Non standard interaction among two tables to avoid very large merge
- by riko
Suppose I have two tables A and B.
Table A has a multi-level index (a, b) and one column (ts).
b determines univocally ts.
A = pd.DataFrame(
[('a', 'x', 4),
('a', 'y', 6),
('a', 'z', 5),
('b', 'x', 4),
('b', 'z', 5),
('c', 'y', 6)],
columns=['a', 'b', 'ts']).set_index(['a', 'b'])
AA = A.reset_index()
Table B is another one-column (ts) table with non-unique index (a).
The ts's are sorted "inside" each group, i.e., B.ix[x] is sorted for each x.

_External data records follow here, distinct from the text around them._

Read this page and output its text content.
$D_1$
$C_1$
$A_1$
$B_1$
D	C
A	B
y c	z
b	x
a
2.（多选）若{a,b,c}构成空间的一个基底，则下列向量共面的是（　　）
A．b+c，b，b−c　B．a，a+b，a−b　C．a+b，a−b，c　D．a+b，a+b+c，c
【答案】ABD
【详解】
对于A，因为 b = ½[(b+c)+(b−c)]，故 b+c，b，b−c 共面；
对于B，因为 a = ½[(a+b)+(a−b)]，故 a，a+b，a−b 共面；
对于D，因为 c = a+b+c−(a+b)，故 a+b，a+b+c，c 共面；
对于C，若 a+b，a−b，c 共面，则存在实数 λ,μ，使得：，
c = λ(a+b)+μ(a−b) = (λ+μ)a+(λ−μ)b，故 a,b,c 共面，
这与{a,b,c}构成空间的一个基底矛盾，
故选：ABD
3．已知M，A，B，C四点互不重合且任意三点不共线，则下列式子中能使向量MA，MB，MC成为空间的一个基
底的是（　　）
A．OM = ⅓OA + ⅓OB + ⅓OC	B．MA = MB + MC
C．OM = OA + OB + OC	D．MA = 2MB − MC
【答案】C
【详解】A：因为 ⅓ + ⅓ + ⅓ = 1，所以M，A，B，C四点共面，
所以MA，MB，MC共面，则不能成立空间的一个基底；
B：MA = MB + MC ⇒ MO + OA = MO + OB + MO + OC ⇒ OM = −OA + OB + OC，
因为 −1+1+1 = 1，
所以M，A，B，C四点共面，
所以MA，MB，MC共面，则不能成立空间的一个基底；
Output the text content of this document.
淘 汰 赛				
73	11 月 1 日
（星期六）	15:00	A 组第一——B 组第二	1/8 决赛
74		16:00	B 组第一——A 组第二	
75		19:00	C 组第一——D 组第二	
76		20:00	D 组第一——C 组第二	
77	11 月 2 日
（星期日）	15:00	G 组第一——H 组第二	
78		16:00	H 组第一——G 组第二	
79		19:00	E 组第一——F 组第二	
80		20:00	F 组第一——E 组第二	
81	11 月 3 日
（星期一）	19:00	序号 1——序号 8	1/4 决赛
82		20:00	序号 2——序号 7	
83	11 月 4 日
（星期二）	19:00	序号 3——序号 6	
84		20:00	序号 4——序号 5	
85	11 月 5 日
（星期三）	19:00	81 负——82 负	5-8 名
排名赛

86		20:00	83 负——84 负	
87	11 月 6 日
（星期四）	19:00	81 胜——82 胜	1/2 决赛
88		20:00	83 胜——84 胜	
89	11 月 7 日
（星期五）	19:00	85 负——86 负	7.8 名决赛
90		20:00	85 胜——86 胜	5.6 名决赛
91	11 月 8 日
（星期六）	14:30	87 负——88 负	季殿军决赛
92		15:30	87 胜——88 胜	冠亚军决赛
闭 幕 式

Moreover, there is always a value in B.ix[x] that is greater than or equal to
the values in A.
B = pd.DataFrame(
dict(a=list('aaaaabbcccccc'),
ts=[1, 2, 4, 5, 7, 7, 8, 1, 2, 4, 5, 8, 9])).set_index('a')
The semantics in this is that B contains observations of occurrences of an event of type indicated by the index.
I would like to find from B the timestamp of the first occurrence of each event type after the timestamp specified in A for each value of b. In other words, I would like to get a table with the same shape of A, that instead of ts contains the "minimum value occurring after ts" as specified by table B.
So, my goal would be:
C:
('a', 'x') 4
('a', 'y') 7
('a', 'z') 5
('b', 'x') 7
('b', 'z') 7
('c', 'y') 8
I have some working code, but is terribly slow.
C = AA.apply(lambda row: (
row[0],
row[1],
B.ix[row[0]].irow(np.searchsorted(B.ts[row[0]], row[2]))), axis=1).set_index(['a', 'b'])
Profiling shows the culprit is obviously B.ix[row[0]].irow(np.searchsorted(B.ts[row[0]], row[2]))). However, standard solutions using merge/join would take too much RAM in the long run.
Consider that now I have 1000 a's, assume constant the average number of b's per a (probably 100-200), and consider that the number of observations per a is probably in the order of 300. In production I will have 1000 more a's.
1,000,000 x 200 x 300 = 60,000,000,000 rows
may be a bit too much to keep in RAM, especially considering that the data I need is perfectly described by a C like the one I discussed above.
How would I improve the performance?